Beaucoup d'entreprises décident d'une mesure de prévention avant d'avoir posé la bonne question : peut-on faire mieux, plus en amont ? Les neuf principes généraux de prévention servent précisément à cela. Ils imposent une hiérarchie : on ne distribue pas des équipements de protection individuelle tant que la suppression du danger, la substitution ou la protection collective n'ont pas été sérieusement examinées.
Ces principes s'appliquent à toutes les entreprises, quelle que soit leur taille, et à tous les risques : chimique, mécanique, psychosocial, organisationnel. Ils structurent également la manière dont un juge apprécie le respect de l'obligation de sécurité de l'employeur.
Les neuf principes, dans l'ordre
| Principe | Ce qu'il signifie concrètement |
|---|---|
| 1. Éviter les risques | Supprimer le danger ou l'exposition : ne pas créer la situation dangereuse. |
| 2. Évaluer les risques qui ne peuvent pas être évités | Analyser l'exposition réelle des salariés, poste par poste, et la formaliser dans le document unique. |
| 3. Combattre les risques à la source | Agir sur l'origine du risque (procédé, machine, produit) plutôt que sur ses effets. |
| 4. Adapter le travail à l'homme | Concevoir les postes, choisir les équipements et les méthodes en fonction des personnes réelles. |
| 5. Tenir compte de l'état d'évolution de la technique | Réexaminer les solutions retenues à mesure que de meilleures techniques deviennent disponibles. |
| 6. Remplacer ce qui est dangereux par ce qui ne l'est pas ou l'est moins | Substituer un produit, un procédé ou un matériel plus sûr. |
| 7. Planifier la prévention | Intégrer technique, organisation, conditions de travail et relations sociales dans un plan cohérent. |
| 8. Prendre des mesures de protection collective en leur donnant la priorité | Protéger l'ensemble des personnes exposées avant d'équiper individuellement. |
| 9. Donner les instructions appropriées aux travailleurs | Informer et former sur les risques réels et sur les mesures à respecter. |
Pourquoi l'ordre compte autant que le contenu
L'erreur la plus fréquente consiste à commencer par le principe 9, en formant les salariés à travailler prudemment dans une situation qui reste dangereuse. Cette approche déplace la responsabilité vers l'opérateur sans réduire l'exposition. À l'inverse, une mesure prise en amont — modifier un procédé, supprimer une manutention, revoir une organisation — protège tout le monde en permanence, sans dépendre du comportement individuel.
Une mesure de protection individuelle n'est pas interdite : elle intervient lorsque le risque résiduel ne peut pas être traité autrement, ou en complément d'une protection collective insuffisante à elle seule.
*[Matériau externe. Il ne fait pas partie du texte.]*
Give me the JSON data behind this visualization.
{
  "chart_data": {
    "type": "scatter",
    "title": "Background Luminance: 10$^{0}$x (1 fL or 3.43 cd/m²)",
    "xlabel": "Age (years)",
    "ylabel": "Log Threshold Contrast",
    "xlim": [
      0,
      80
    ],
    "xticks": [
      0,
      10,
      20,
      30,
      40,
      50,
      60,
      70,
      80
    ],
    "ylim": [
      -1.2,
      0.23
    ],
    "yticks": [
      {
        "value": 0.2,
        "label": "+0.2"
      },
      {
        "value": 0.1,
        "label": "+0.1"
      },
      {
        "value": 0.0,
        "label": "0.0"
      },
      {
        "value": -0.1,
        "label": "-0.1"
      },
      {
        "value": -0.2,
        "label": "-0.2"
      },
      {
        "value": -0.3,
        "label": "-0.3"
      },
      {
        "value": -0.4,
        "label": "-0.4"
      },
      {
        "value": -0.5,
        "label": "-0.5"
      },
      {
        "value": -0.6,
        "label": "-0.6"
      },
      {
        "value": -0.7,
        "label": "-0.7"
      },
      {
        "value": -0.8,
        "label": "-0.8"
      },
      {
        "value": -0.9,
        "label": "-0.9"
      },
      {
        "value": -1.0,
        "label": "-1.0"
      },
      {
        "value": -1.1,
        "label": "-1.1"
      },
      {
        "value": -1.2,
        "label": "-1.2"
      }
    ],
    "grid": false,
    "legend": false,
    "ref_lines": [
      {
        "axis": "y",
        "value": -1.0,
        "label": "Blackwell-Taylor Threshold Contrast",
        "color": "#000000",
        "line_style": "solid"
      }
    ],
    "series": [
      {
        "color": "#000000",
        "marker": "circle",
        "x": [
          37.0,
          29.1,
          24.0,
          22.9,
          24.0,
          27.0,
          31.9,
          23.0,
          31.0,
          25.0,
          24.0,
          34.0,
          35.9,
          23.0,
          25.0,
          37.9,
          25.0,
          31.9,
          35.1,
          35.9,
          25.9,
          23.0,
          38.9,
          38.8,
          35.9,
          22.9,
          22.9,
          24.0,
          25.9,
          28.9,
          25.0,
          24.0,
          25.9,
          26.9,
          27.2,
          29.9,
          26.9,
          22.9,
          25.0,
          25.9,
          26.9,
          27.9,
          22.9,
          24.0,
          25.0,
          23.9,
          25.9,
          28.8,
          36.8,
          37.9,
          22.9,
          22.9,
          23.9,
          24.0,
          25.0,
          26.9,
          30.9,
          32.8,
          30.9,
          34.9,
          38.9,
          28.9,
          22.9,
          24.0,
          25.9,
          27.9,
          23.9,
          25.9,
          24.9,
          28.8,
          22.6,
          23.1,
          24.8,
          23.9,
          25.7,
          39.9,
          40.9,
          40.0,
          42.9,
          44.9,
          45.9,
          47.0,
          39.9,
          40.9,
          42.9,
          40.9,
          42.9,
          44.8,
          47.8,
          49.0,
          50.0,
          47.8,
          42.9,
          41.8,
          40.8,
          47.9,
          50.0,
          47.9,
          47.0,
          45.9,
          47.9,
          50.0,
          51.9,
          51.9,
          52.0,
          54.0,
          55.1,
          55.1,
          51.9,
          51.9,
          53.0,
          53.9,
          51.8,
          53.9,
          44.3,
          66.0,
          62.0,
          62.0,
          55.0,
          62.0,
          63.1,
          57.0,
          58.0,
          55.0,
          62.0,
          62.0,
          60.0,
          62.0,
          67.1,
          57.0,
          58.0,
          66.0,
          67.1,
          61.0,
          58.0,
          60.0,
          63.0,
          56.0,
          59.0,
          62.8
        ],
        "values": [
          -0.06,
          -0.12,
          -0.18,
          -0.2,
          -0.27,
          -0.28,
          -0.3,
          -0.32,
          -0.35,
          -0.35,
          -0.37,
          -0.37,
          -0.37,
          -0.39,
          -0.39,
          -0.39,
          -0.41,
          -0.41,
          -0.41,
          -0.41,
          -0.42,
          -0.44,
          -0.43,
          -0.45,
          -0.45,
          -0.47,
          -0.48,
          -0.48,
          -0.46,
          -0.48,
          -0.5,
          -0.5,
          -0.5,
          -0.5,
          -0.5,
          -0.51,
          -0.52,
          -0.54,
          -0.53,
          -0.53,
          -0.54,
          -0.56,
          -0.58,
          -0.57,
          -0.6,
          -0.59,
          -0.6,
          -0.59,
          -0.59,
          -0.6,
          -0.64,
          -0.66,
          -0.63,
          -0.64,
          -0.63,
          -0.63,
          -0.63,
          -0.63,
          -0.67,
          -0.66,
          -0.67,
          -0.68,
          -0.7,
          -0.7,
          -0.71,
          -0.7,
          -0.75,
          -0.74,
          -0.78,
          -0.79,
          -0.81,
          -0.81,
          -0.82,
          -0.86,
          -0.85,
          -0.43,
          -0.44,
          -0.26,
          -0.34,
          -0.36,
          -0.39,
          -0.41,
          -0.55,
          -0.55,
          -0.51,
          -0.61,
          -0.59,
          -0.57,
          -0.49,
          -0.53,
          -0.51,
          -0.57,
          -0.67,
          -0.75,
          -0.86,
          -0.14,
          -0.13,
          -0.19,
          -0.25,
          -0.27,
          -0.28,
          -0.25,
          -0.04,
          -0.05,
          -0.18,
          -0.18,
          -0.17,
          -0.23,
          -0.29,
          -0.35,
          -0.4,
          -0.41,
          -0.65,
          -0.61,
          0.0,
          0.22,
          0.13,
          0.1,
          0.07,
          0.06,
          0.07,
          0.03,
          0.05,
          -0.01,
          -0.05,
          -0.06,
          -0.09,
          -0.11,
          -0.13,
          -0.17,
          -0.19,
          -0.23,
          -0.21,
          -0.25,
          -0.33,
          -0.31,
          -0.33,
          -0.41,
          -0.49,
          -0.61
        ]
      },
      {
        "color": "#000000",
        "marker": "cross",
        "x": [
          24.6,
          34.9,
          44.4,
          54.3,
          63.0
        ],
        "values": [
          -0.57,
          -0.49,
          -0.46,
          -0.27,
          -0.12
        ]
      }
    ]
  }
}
Appliquer les principes à un cas concret
Prenons une opération de ponçage générant des poussières. Le premier réflexe habituel est le masque. La lecture par les principes généraux conduit à un raisonnement différent et progressif.
- Éviter : l'opération de ponçage est-elle nécessaire, ou peut-on obtenir l'état de surface autrement (approvisionnement déjà fini, autre procédé) ?
- Substituer : un matériau ou un abrasif moins émissif est-il disponible ?
- Combattre à la source : la machine peut-elle être équipée d'une captation intégrée à l'outil ?
- Protection collective : une aspiration à la source ou une cabine ventilée peut-elle être installée ?
- Organisation : peut-on réduire le nombre de personnes exposées et la durée d'exposition ?
- Protection individuelle : quel appareil de protection respiratoire pour le risque résiduel, avec quelle formation au port et à l'entretien ?
Les principes s'appliquent aussi aux risques organisationnels
Les principes généraux ne concernent pas uniquement les risques physiques. Face à une charge de travail excessive ou à des tensions récurrentes, « combattre le risque à la source » signifie agir sur l'organisation du travail, la répartition des tâches ou les modes de management, et non se limiter à proposer un dispositif d'écoute. Le dispositif d'aide reste utile, mais il traite les conséquences, pas la cause.
Traduire les principes dans le document unique
Le document unique matérialise le principe 2, mais son plan d'action doit refléter toute la hiérarchie. Un plan d'action composé exclusivement de formations et de rappels de consignes est le signe qu'aucune action en amont n'a été examinée. À l'inverse, un plan qui articule modification technique, organisation et information démontre une démarche structurée.